Entreprise par le conservateur invité Hubertus von Amelunxen avec l’exposition Fractal Palace d’Alain Paiement (2003), Tangente a permis d’exposer des travaux récents de Dieter Appelt (2005) et de Victor Burgin (2006). Ce concept clé en main porté par Amelunxen, reconnu pour ses ouvrages et contributions sur la photographie à l’âge des médias, est simple et respecte deux traditions majeures au CCA: acquérir du matériel photographique contemporain au moyen de commandes et veiller à l’inscription de discours sur et autour des objets collectionnés par l’institution. Pensons à la mission monumentale provoquant la production de 1000 photographies entre 1989 et 1995 sur les parcs aménagés par Olmsted.
Pratiquement, Tangente s’élabore en cinq volets. L’étude d’un corpus d’œuvres conditionné par le conservateur invité, la promesse de réaliser des œuvres pour s’acquitter d’une commande de production, l’engagement à rendre compte de l’exploration dans un catalogue, une conversation entre l’artiste et le commissaire pour l’inauguration et, finalement, une exposition. Annonciatrice de ce qui vient, l’invitation d’Amelunxen répond à la tendance misant sur le réseau (extraterritorial) et à la notion de projets limités dans le temps pour assurer le renouvellement des discours. C’est donc pour sa capacité à trier sur le volet, à tisser des liens et à favoriser la communication que ce conservateur est approché. Pour reprendre le titre accolé à Duchamp dans le catalogue de la première exposition du Surréalisme (1938), il y a du générateur-arbitre dans cette médiation (intérieur / extérieur) entre les artistes, les œuvres, les lieux et le commissaire.

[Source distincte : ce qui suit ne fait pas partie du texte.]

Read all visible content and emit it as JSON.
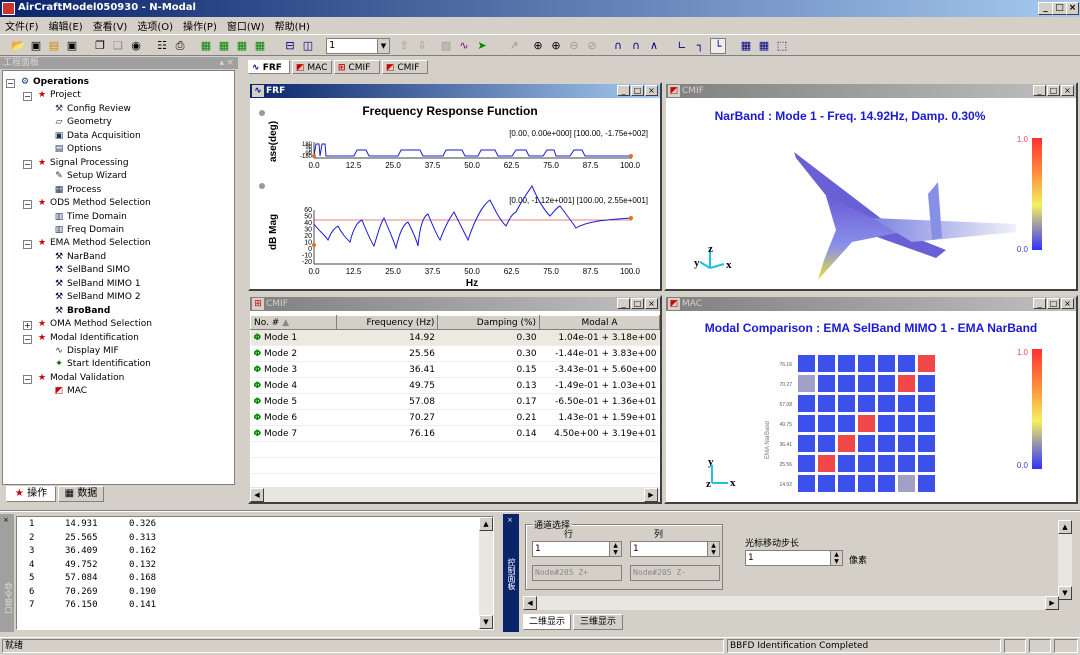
{
  "app": {
    "title": "AirCraftModel050930 - N-Modal",
    "window_buttons": [
      "_",
      "□",
      "×"
    ]
  },
  "menu": [
    "文件(F)",
    "编辑(E)",
    "查看(V)",
    "选项(O)",
    "操作(P)",
    "窗口(W)",
    "帮助(H)"
  ],
  "toolbar": {
    "channel_combo": "1"
  },
  "left_panel": {
    "title": "工程面板",
    "tree": [
      {
        "label": "Operations",
        "level": 0,
        "bold": true,
        "icon": "gear-icon"
      },
      {
        "label": "Project",
        "level": 1,
        "icon": "workflow-icon"
      },
      {
        "label": "Config Review",
        "level": 2,
        "icon": "tools-icon"
      },
      {
        "label": "Geometry",
        "level": 2,
        "icon": "geometry-icon"
      },
      {
        "label": "Data Acquisition",
        "level": 2,
        "icon": "acquisition-icon"
      },
      {
        "label": "Options",
        "level": 2,
        "icon": "options-icon"
      },
      {
        "label": "Signal Processing",
        "level": 1,
        "icon": "workflow-icon"
      },
      {
        "label": "Setup Wizard",
        "level": 2,
        "icon": "wizard-icon"
      },
      {
        "label": "Process",
        "level": 2,
        "icon": "process-icon"
      },
      {
        "label": "ODS Method Selection",
        "level": 1,
        "icon": "workflow-icon"
      },
      {
        "label": "Time Domain",
        "level": 2,
        "icon": "domain-icon"
      },
      {
        "label": "Freq Domain",
        "level": 2,
        "icon": "domain-icon"
      },
      {
        "label": "EMA Method Selection",
        "level": 1,
        "icon": "workflow-icon"
      },
      {
        "label": "NarBand",
        "level": 2,
        "icon": "hammer-icon"
      },
      {
        "label": "SelBand SIMO",
        "level": 2,
        "icon": "hammer-icon"
      },
      {
        "label": "SelBand MIMO 1",
        "level": 2,
        "icon": "hammer-icon"
      },
      {
        "label": "SelBand MIMO 2",
        "level": 2,
        "icon": "hammer-icon"
      },
      {
        "label": "BroBand",
        "level": 2,
        "bold": true,
        "icon": "hammer-icon"
      },
      {
        "label": "OMA Method Selection",
        "level": 1,
        "icon": "workflow-icon"
      },
      {
        "label": "Modal Identification",
        "level": 1,
        "icon": "workflow-icon"
      },
      {
        "label": "Display MIF",
        "level": 2,
        "icon": "mif-icon"
      },
      {
        "label": "Start Identification",
        "level": 2,
        "icon": "identify-icon"
      },
      {
        "label": "Modal Validation",
        "level": 1,
        "icon": "workflow-icon"
      },
      {
        "label": "MAC",
        "level": 2,
        "icon": "mac-icon"
      }
    ],
    "tabs": [
      "操作",
      "数据"
    ]
  },
  "doc_tabs": [
    "FRF",
    "MAC",
    "CMIF",
    "CMIF"
  ],
  "frf": {
    "window_title": "FRF",
    "chart_title": "Frequency Response Function",
    "phase_ylabel": "ase(deg)",
    "mag_ylabel": "dB Mag",
    "xlabel": "Hz",
    "phase_cursor": "[0.00, 0.00e+000] [100.00, -1.75e+002]",
    "mag_cursor": "[0.00, -1.12e+001] [100.00, 2.55e+001]",
    "xticks": [
      "0.0",
      "12.5",
      "25.0",
      "37.5",
      "50.0",
      "62.5",
      "75.0",
      "87.5",
      "100.0"
    ],
    "phase_yticks": [
      "180",
      "90",
      "0",
      "-90",
      "-180"
    ],
    "mag_yticks": [
      "60",
      "50",
      "40",
      "30",
      "20",
      "10",
      "0",
      "-10",
      "-20"
    ]
  },
  "cmif_3d": {
    "window_title": "CMIF",
    "heading": "NarBand : Mode  1 - Freq. 14.92Hz, Damp.  0.30%",
    "scale_max": "1.0",
    "scale_min": "0.0",
    "axes": {
      "x": "x",
      "y": "y",
      "z": "z"
    }
  },
  "cmif_table": {
    "window_title": "CMIF",
    "columns": [
      "No. #",
      "Frequency (Hz)",
      "Damping (%)",
      "Modal A"
    ],
    "rows": [
      {
        "mode": "Mode  1",
        "freq": "14.92",
        "damp": "0.30",
        "modal": "1.04e-01 + 3.18e+00"
      },
      {
        "mode": "Mode  2",
        "freq": "25.56",
        "damp": "0.30",
        "modal": "-1.44e-01 + 3.83e+00"
      },
      {
        "mode": "Mode  3",
        "freq": "36.41",
        "damp": "0.15",
        "modal": "-3.43e-01 + 5.60e+00"
      },
      {
        "mode": "Mode  4",
        "freq": "49.75",
        "damp": "0.13",
        "modal": "-1.49e-01 + 1.03e+01"
      },
      {
        "mode": "Mode  5",
        "freq": "57.08",
        "damp": "0.17",
        "modal": "-6.50e-01 + 1.36e+01"
      },
      {
        "mode": "Mode  6",
        "freq": "70.27",
        "damp": "0.21",
        "modal": "1.43e-01 + 1.59e+01"
      },
      {
        "mode": "Mode  7",
        "freq": "76.16",
        "damp": "0.14",
        "modal": "4.50e+00 + 3.19e+01"
      }
    ]
  },
  "mac": {
    "window_title": "MAC",
    "heading": "Modal Comparison : EMA SelBand MIMO 1 - EMA NarBand",
    "scale_max": "1.0",
    "scale_min": "0.0",
    "axis_label": "EMA NarBand",
    "row_labels": [
      "76.16",
      "70.27",
      "57.08",
      "49.75",
      "36.41",
      "25.56",
      "14.92"
    ],
    "col_labels": [
      "14.92",
      "25.56",
      "36.41",
      "49.75",
      "57.08",
      "70.27",
      "76.16"
    ],
    "axes": {
      "x": "x",
      "y": "y",
      "z": "z"
    }
  },
  "chart_data": {
    "type": "heatmap",
    "title": "Modal Comparison : EMA SelBand MIMO 1 - EMA NarBand",
    "ylabel": "EMA NarBand",
    "rows": [
      "76.16",
      "70.27",
      "57.08",
      "49.75",
      "36.41",
      "25.56",
      "14.92"
    ],
    "cols": [
      "14.92",
      "25.56",
      "36.41",
      "49.75",
      "57.08",
      "70.27",
      "76.16"
    ],
    "values": [
      [
        0.05,
        0.05,
        0.05,
        0.05,
        0.05,
        0.05,
        0.95
      ],
      [
        0.2,
        0.05,
        0.05,
        0.05,
        0.05,
        0.95,
        0.05
      ],
      [
        0.05,
        0.05,
        0.05,
        0.05,
        0.05,
        0.05,
        0.05
      ],
      [
        0.05,
        0.05,
        0.05,
        0.95,
        0.05,
        0.05,
        0.05
      ],
      [
        0.05,
        0.05,
        0.95,
        0.05,
        0.05,
        0.05,
        0.05
      ],
      [
        0.05,
        0.95,
        0.05,
        0.05,
        0.05,
        0.05,
        0.05
      ],
      [
        0.05,
        0.05,
        0.05,
        0.05,
        0.05,
        0.3,
        0.05
      ]
    ],
    "range": [
      0.0,
      1.0
    ]
  },
  "output": {
    "side_label": "命令窗口",
    "rows": [
      {
        "n": "1",
        "f": "14.931",
        "d": "0.326"
      },
      {
        "n": "2",
        "f": "25.565",
        "d": "0.313"
      },
      {
        "n": "3",
        "f": "36.409",
        "d": "0.162"
      },
      {
        "n": "4",
        "f": "49.752",
        "d": "0.132"
      },
      {
        "n": "5",
        "f": "57.084",
        "d": "0.168"
      },
      {
        "n": "6",
        "f": "70.269",
        "d": "0.190"
      },
      {
        "n": "7",
        "f": "76.150",
        "d": "0.141"
      }
    ]
  },
  "control": {
    "side_label": "控制面板",
    "group_title": "通道选择",
    "row_label": "行",
    "col_label": "列",
    "row_value": "1",
    "col_value": "1",
    "row_node": "Node#205    Z+",
    "col_node": "Node#205    Z-",
    "step_label": "光标移动步长",
    "step_value": "1",
    "step_unit": "像素",
    "tabs": [
      "二维显示",
      "三维显示"
    ]
  },
  "status": {
    "left": "就绪",
    "message": "BBFD Identification Completed"
  }
}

Actif sur la scène internationale, représentant du Japon à Venise en 2001, Hatakeyma est connu pour ses nombreuses vues in progress de points d’observation depuis différents sites surplombant la ville de Tokyo. Par cette invitation à venir étudier un corpus de photographies du CCA, il voit donc son travail interrompu pour produire un événement qui déclenchera l’acquisition et l’exposition de ses oeuvres.
Les photographies proposées et choisies par l’artiste rendent compte d’une position (photographique) intériorisant des fragments mêmes de la relation entre la photographie et l’architecture faisant l’objet de la collection du CCA. New York / Window of the World (2006) comprend neuf épreuves chromogéniques montrant des segments d’une maquette en décrépitude de la vision artisanale de Manhattan installée dans le parc thématique de Shenzen en Chine, où les visiteurs sont appelés à considérer des sites touristiques fameux reproduits à une échelle de 1/15. New York / Tobu World Square (2003-2004) consiste en douze épreuves argentiques montrant des vues générales et des fragments de maquettes hyperréalistes (pour ne pas dire photographiques) de gratte-ciel (certains disparus) de Manhattan reproduits à une échelle de 1/25 dans un parc thématique situé à Tochigi au Japon où 20 000 bonsaïs, arbres maintenus petits par un environnement peu favorable, sont autant de contrepoints à des parcelles d’architectures reproduites et agglomérées avec des anachronismes spatiaux. Par exemple, l’Empire State Building mesure 17.95 m. Enfin, Tokyo / Mori Building (2003), panorama fait de cinq épreuves argentiques, montre une maquette (1/1000) de Tokyo exposée au sommet de la tour complétée en 2003 par un promoteur voyant, dans la capacité à reconstruire les villes, le filon du siècle nouveau.
Monstre, jouet, poupée sont autant d’éléments emboîtés dans la Tangente de Hatakeyama. La ficelle imaginaire qui emballe ce projet à sa pliure redonne au présent, un jeu non fini, propos de touristes, photographes et sites en déplacements.
Manon Gosselin est née à Montréal. Elle détient une maîtrise en études des arts (art contemporain, photographie, accès aux collections). Elle a travaillé pour des centres de documentation, galerie et musée (collections, expositions, recherches, publications).